Subnautica 2 Publisher Allegedly Asked GPT to Find Way Out of Paying Cofounders (kotaku.com)

🤖 AI Summary
Unknown Worlds’ fired cofounders allege Krafton engineered a takeover to avoid a $250 million earn-out tied to Subnautica 2 sales, and newly filed pre-trial documents claim the publisher ran a secret “Project X” to either renegotiate or execute a takeover when earnout talks failed. The filings cite internal messages and — most notably — allege Krafton’s CEO consulted ChatGPT to brainstorm ways to avoid paying the earnout; plaintiffs say Krafton later refused to produce (and then claimed the chat logs no longer exist). Krafton denies the narrative, accuses the founders of destroying evidence and neglecting studio duties, and says leadership changes were made to protect Subnautica 2’s development (now slated for 2026).
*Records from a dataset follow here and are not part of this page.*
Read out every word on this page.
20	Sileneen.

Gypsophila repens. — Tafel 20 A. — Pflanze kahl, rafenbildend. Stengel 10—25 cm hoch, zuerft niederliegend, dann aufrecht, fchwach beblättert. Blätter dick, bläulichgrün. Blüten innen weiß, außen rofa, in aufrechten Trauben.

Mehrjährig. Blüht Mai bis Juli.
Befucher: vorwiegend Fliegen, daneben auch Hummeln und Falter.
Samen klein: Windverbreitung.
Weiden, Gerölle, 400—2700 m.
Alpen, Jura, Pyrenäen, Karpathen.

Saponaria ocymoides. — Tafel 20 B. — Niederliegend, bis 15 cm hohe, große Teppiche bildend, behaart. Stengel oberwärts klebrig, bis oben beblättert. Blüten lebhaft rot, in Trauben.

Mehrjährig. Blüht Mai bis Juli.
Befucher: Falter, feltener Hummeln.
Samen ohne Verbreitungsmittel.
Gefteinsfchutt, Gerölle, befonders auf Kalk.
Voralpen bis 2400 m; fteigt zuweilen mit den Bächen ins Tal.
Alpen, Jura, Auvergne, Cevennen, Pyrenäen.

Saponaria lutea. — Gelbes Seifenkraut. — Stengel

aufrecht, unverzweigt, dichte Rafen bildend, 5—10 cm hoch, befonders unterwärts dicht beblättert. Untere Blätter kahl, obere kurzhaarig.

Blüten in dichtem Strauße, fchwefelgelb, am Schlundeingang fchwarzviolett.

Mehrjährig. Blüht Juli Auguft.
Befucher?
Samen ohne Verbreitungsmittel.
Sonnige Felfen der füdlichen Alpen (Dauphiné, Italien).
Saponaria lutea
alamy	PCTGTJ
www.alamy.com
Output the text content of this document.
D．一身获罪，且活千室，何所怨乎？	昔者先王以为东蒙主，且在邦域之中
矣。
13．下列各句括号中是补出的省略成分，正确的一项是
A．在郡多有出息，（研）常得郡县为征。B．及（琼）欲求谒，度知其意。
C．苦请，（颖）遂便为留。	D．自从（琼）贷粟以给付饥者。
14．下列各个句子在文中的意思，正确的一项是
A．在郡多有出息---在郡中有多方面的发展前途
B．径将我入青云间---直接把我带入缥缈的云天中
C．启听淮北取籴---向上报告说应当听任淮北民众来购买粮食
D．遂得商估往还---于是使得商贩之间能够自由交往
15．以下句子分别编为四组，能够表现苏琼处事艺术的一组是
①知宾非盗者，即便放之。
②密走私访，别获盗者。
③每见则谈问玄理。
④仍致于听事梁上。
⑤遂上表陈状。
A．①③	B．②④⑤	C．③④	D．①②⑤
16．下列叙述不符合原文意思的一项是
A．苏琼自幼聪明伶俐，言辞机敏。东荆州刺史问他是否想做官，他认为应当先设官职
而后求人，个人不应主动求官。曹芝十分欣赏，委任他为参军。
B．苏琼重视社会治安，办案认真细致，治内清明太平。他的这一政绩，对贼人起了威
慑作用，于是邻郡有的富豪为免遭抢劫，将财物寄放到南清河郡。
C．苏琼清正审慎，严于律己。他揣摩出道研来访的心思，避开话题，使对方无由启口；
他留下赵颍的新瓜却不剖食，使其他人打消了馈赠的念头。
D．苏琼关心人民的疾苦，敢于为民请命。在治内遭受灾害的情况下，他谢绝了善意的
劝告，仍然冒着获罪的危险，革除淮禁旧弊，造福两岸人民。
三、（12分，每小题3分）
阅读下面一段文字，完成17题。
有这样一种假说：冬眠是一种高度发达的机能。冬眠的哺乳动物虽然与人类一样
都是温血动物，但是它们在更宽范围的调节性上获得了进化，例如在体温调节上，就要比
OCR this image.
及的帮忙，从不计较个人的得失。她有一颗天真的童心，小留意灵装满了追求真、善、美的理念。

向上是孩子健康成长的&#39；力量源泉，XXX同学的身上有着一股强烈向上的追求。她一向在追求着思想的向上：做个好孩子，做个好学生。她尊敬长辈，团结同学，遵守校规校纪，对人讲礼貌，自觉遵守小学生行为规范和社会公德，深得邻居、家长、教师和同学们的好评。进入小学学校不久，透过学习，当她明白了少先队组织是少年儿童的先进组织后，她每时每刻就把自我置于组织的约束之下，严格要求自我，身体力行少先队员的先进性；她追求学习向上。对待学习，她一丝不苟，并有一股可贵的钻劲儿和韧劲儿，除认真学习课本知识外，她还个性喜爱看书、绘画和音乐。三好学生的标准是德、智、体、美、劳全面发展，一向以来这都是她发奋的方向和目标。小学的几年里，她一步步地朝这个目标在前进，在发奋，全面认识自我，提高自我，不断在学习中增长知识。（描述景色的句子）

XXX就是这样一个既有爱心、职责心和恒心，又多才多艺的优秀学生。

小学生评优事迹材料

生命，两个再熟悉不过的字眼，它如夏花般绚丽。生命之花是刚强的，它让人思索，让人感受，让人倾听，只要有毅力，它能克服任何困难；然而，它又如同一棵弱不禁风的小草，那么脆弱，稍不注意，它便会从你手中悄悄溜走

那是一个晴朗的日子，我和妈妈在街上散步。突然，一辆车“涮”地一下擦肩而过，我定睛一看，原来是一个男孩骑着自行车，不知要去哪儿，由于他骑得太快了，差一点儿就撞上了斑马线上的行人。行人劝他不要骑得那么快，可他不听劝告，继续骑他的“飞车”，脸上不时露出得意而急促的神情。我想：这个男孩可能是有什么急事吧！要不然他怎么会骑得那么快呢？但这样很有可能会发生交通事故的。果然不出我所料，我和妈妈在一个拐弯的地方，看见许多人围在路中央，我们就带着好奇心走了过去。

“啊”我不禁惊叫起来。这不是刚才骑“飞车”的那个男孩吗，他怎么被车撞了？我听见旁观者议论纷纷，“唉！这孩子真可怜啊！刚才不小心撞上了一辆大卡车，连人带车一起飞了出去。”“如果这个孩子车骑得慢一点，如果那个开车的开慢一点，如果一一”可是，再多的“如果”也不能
The dispute also ties to studio morale and alleged last-minute justifications for the firings, with Unknown Worlds claiming the publisher only raised release-delay concerns after it feared the payout. For the AI/ML community this case highlights practical and legal issues around enterprise use of generative models: LLMs can be used in high-stakes strategy, but their outputs and prompt records raise discoverability, retention, and evidentiary questions. If AI-assisted discussions are treated as corporate communications, organizations must audit, preserve and produce chat logs; deleting them can spawn spoliation claims. The episode underscores governance needs—prompt/version tracking, access controls, and policies for using LLMs for legal or financial advice—because model limitations and ephemeral logs can complicate litigation and compliance.